Aleksei Semyonovich Kiselyov (Russian: Алексей Семёнович Киселёв) (1879 – October 30, 1937) was a Russian Bolshevik Party leader and Soviet official, of working-class extraction.[1]
Born near Ivanovo-Voznesensk, he joined the Russian Social Democratic Labour Party in 1898 working for the party in Ivanovo-Voznesensk, Moscow, Kharkov, Baku and Odessa. He was arrested on multiple occasions. In 1914, Kiselev joined the Central Committee of the party, and shortly thereafter he was arrested again and sent to Siberia by the Tsarist authorities.

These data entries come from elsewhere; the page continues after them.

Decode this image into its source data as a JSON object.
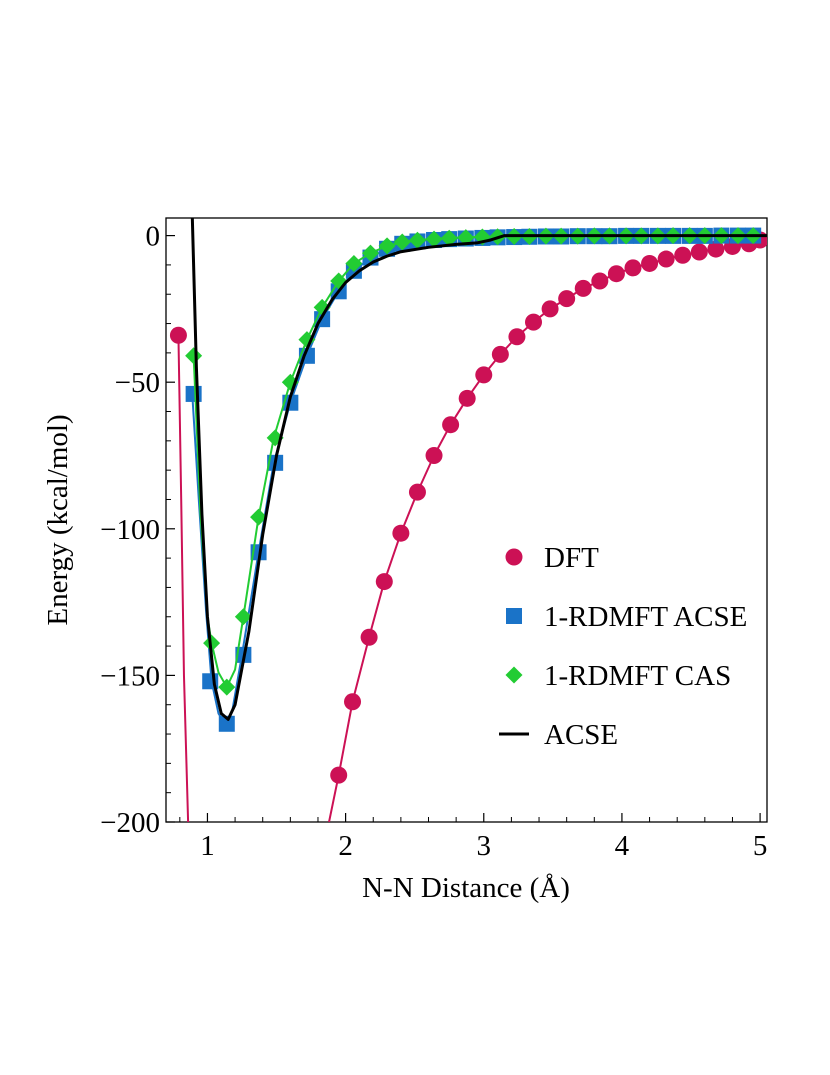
{
  "chart_data": {
    "type": "line",
    "title": "",
    "xlabel": "N-N Distance (Å)",
    "ylabel": "Energy (kcal/mol)",
    "xlim": [
      0.7,
      5.05
    ],
    "ylim": [
      -200,
      6
    ],
    "x_ticks": [
      1,
      2,
      3,
      4,
      5
    ],
    "y_ticks": [
      0,
      -50,
      -100,
      -150,
      -200
    ],
    "x_tick_labels": [
      "1",
      "2",
      "3",
      "4",
      "5"
    ],
    "y_tick_labels": [
      "0",
      "−50",
      "−100",
      "−150",
      "−200"
    ],
    "grid": false,
    "legend_position": "lower-right",
    "series": [
      {
        "name": "DFT",
        "color": "#cc1155",
        "marker": "circle",
        "line": [
          [
            0.79,
            -34
          ],
          [
            0.81,
            -90
          ],
          [
            0.83,
            -150
          ],
          [
            0.86,
            -200
          ]
        ],
        "curve": [
          [
            1.88,
            -200
          ],
          [
            1.95,
            -184
          ],
          [
            2.05,
            -159
          ],
          [
            2.17,
            -137
          ],
          [
            2.28,
            -118
          ],
          [
            2.4,
            -101.5
          ],
          [
            2.52,
            -87.5
          ],
          [
            2.64,
            -75
          ],
          [
            2.76,
            -64.5
          ],
          [
            2.88,
            -55.5
          ],
          [
            3.0,
            -47.5
          ],
          [
            3.12,
            -40.5
          ],
          [
            3.24,
            -34.5
          ],
          [
            3.36,
            -29.5
          ],
          [
            3.48,
            -25
          ],
          [
            3.6,
            -21.5
          ],
          [
            3.72,
            -18
          ],
          [
            3.84,
            -15.5
          ],
          [
            3.96,
            -13
          ],
          [
            4.08,
            -11
          ],
          [
            4.2,
            -9.5
          ],
          [
            4.32,
            -8
          ],
          [
            4.44,
            -6.7
          ],
          [
            4.56,
            -5.6
          ],
          [
            4.68,
            -4.6
          ],
          [
            4.8,
            -3.7
          ],
          [
            4.92,
            -2.8
          ],
          [
            5.04,
            -2
          ]
        ],
        "points": [
          [
            0.79,
            -34
          ],
          [
            1.95,
            -184
          ],
          [
            2.05,
            -159
          ],
          [
            2.17,
            -137
          ],
          [
            2.28,
            -118
          ],
          [
            2.4,
            -101.5
          ],
          [
            2.52,
            -87.5
          ],
          [
            2.64,
            -75
          ],
          [
            2.76,
            -64.5
          ],
          [
            2.88,
            -55.5
          ],
          [
            3.0,
            -47.5
          ],
          [
            3.12,
            -40.5
          ],
          [
            3.24,
            -34.5
          ],
          [
            3.36,
            -29.5
          ],
          [
            3.48,
            -25
          ],
          [
            3.6,
            -21.5
          ],
          [
            3.72,
            -18
          ],
          [
            3.84,
            -15.5
          ],
          [
            3.96,
            -13
          ],
          [
            4.08,
            -11
          ],
          [
            4.2,
            -9.5
          ],
          [
            4.32,
            -8
          ],
          [
            4.44,
            -6.7
          ],
          [
            4.56,
            -5.6
          ],
          [
            4.68,
            -4.6
          ],
          [
            4.8,
            -3.7
          ],
          [
            4.92,
            -2.8
          ],
          [
            5.0,
            -1.5
          ]
        ]
      },
      {
        "name": "1-RDMFT ACSE",
        "color": "#1a73c8",
        "marker": "square",
        "curve": [
          [
            0.89,
            -54
          ],
          [
            0.94,
            -92
          ],
          [
            0.99,
            -128
          ],
          [
            1.03,
            -152
          ],
          [
            1.08,
            -163
          ],
          [
            1.13,
            -166.5
          ],
          [
            1.18,
            -162
          ],
          [
            1.25,
            -143
          ],
          [
            1.37,
            -108
          ],
          [
            1.48,
            -77.5
          ],
          [
            1.6,
            -57
          ],
          [
            1.72,
            -41
          ],
          [
            1.83,
            -28.5
          ],
          [
            1.95,
            -19
          ],
          [
            2.06,
            -12
          ],
          [
            2.18,
            -7.5
          ],
          [
            2.3,
            -4.5
          ],
          [
            2.42,
            -2.8
          ],
          [
            2.6,
            -1.5
          ],
          [
            2.8,
            -0.9
          ],
          [
            3.0,
            -0.5
          ],
          [
            3.5,
            -0.2
          ],
          [
            4.0,
            -0.1
          ],
          [
            5.0,
            0
          ]
        ],
        "points": [
          [
            0.9,
            -54
          ],
          [
            1.02,
            -152
          ],
          [
            1.14,
            -166.5
          ],
          [
            1.26,
            -143
          ],
          [
            1.37,
            -108
          ],
          [
            1.49,
            -77.5
          ],
          [
            1.6,
            -57
          ],
          [
            1.72,
            -41
          ],
          [
            1.83,
            -28.5
          ],
          [
            1.95,
            -19
          ],
          [
            2.06,
            -12
          ],
          [
            2.18,
            -7.5
          ],
          [
            2.3,
            -4.5
          ],
          [
            2.41,
            -2.8
          ],
          [
            2.52,
            -2
          ],
          [
            2.64,
            -1.5
          ],
          [
            2.75,
            -1.2
          ],
          [
            2.87,
            -1
          ],
          [
            2.99,
            -0.8
          ],
          [
            3.1,
            -0.6
          ],
          [
            3.22,
            -0.5
          ],
          [
            3.33,
            -0.4
          ],
          [
            3.45,
            -0.3
          ],
          [
            3.56,
            -0.3
          ],
          [
            3.68,
            -0.2
          ],
          [
            3.8,
            -0.2
          ],
          [
            3.91,
            -0.2
          ],
          [
            4.03,
            -0.1
          ],
          [
            4.14,
            -0.1
          ],
          [
            4.26,
            -0.1
          ],
          [
            4.37,
            -0.1
          ],
          [
            4.49,
            -0.1
          ],
          [
            4.6,
            -0.1
          ],
          [
            4.72,
            0
          ],
          [
            4.84,
            0
          ],
          [
            4.95,
            0
          ]
        ]
      },
      {
        "name": "1-RDMFT CAS",
        "color": "#22cc33",
        "marker": "diamond",
        "curve": [
          [
            0.9,
            -41
          ],
          [
            0.95,
            -95
          ],
          [
            1.0,
            -130
          ],
          [
            1.03,
            -139
          ],
          [
            1.08,
            -149
          ],
          [
            1.14,
            -154
          ],
          [
            1.2,
            -148
          ],
          [
            1.26,
            -130
          ],
          [
            1.37,
            -96
          ],
          [
            1.48,
            -69
          ],
          [
            1.6,
            -50
          ],
          [
            1.72,
            -35.5
          ],
          [
            1.83,
            -24.5
          ],
          [
            1.95,
            -15.5
          ],
          [
            2.06,
            -9.5
          ],
          [
            2.18,
            -6
          ],
          [
            2.3,
            -3.5
          ],
          [
            2.42,
            -2.2
          ],
          [
            2.6,
            -1.2
          ],
          [
            2.8,
            -0.7
          ],
          [
            3.0,
            -0.4
          ],
          [
            3.5,
            -0.2
          ],
          [
            4.0,
            -0.1
          ],
          [
            5.0,
            0
          ]
        ],
        "points": [
          [
            0.9,
            -41
          ],
          [
            1.03,
            -139
          ],
          [
            1.14,
            -154
          ],
          [
            1.26,
            -130
          ],
          [
            1.37,
            -96
          ],
          [
            1.49,
            -69
          ],
          [
            1.6,
            -50
          ],
          [
            1.72,
            -35.5
          ],
          [
            1.83,
            -24.5
          ],
          [
            1.95,
            -15.5
          ],
          [
            2.06,
            -9.5
          ],
          [
            2.18,
            -6
          ],
          [
            2.3,
            -3.5
          ],
          [
            2.41,
            -2.2
          ],
          [
            2.52,
            -1.6
          ],
          [
            2.64,
            -1.2
          ],
          [
            2.75,
            -0.9
          ],
          [
            2.87,
            -0.7
          ],
          [
            2.99,
            -0.5
          ],
          [
            3.1,
            -0.4
          ],
          [
            3.22,
            -0.3
          ],
          [
            3.33,
            -0.3
          ],
          [
            3.45,
            -0.2
          ],
          [
            3.56,
            -0.2
          ],
          [
            3.68,
            -0.2
          ],
          [
            3.8,
            -0.1
          ],
          [
            3.91,
            -0.1
          ],
          [
            4.03,
            -0.1
          ],
          [
            4.14,
            -0.1
          ],
          [
            4.26,
            -0.1
          ],
          [
            4.37,
            0
          ],
          [
            4.49,
            0
          ],
          [
            4.6,
            0
          ],
          [
            4.72,
            0
          ],
          [
            4.84,
            0
          ],
          [
            4.95,
            0
          ]
        ]
      },
      {
        "name": "ACSE",
        "color": "#000000",
        "marker": "line",
        "curve": [
          [
            0.89,
            7
          ],
          [
            0.92,
            -45
          ],
          [
            0.96,
            -95
          ],
          [
            1.0,
            -130
          ],
          [
            1.05,
            -153
          ],
          [
            1.1,
            -163
          ],
          [
            1.15,
            -165
          ],
          [
            1.2,
            -160
          ],
          [
            1.3,
            -135
          ],
          [
            1.4,
            -102
          ],
          [
            1.5,
            -75
          ],
          [
            1.6,
            -55
          ],
          [
            1.7,
            -41
          ],
          [
            1.8,
            -30
          ],
          [
            1.9,
            -22
          ],
          [
            2.0,
            -16
          ],
          [
            2.1,
            -12
          ],
          [
            2.2,
            -9
          ],
          [
            2.3,
            -7
          ],
          [
            2.4,
            -5.5
          ],
          [
            2.6,
            -4
          ],
          [
            2.8,
            -3
          ],
          [
            2.95,
            -2.5
          ],
          [
            3.05,
            -1.5
          ],
          [
            3.15,
            0
          ],
          [
            3.4,
            0
          ],
          [
            4.0,
            0
          ],
          [
            5.05,
            0
          ]
        ]
      }
    ]
  }
}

Permitted to return to the west by the general amnesty of the February Revolution in 1917, Kiselev resumed his position on the Central Committee. He later became only a candidate (alternate) member of the Central Committee, and served this role from 1917 to 1934.
In 1920 Kiselev supported the Workers' Opposition, but conformed to party discipline when the group was banned. From 1923-1924 he served as a member of the presidium of the TSKK (Central Control Commission of the Communist Party). In 1923 Kiselev also became the People's Commissar of the Workers' and Peasants' Inspection of the Russian SFSR, and a reserve member to the same role for the whole Soviet Union.[2] With Joseph Stalin in power, on September 7, 1937, after 20 years of service to the Soviet government, Kiselev was arrested for allegedly belonging to an "anti-Soviet counter-revolutionary organisation". Kiselev was almost immediately shot after his arrest (in Moscow).
He was among the first to be rehabilitated, in 1956 (at the very beginning of De-Stalinization).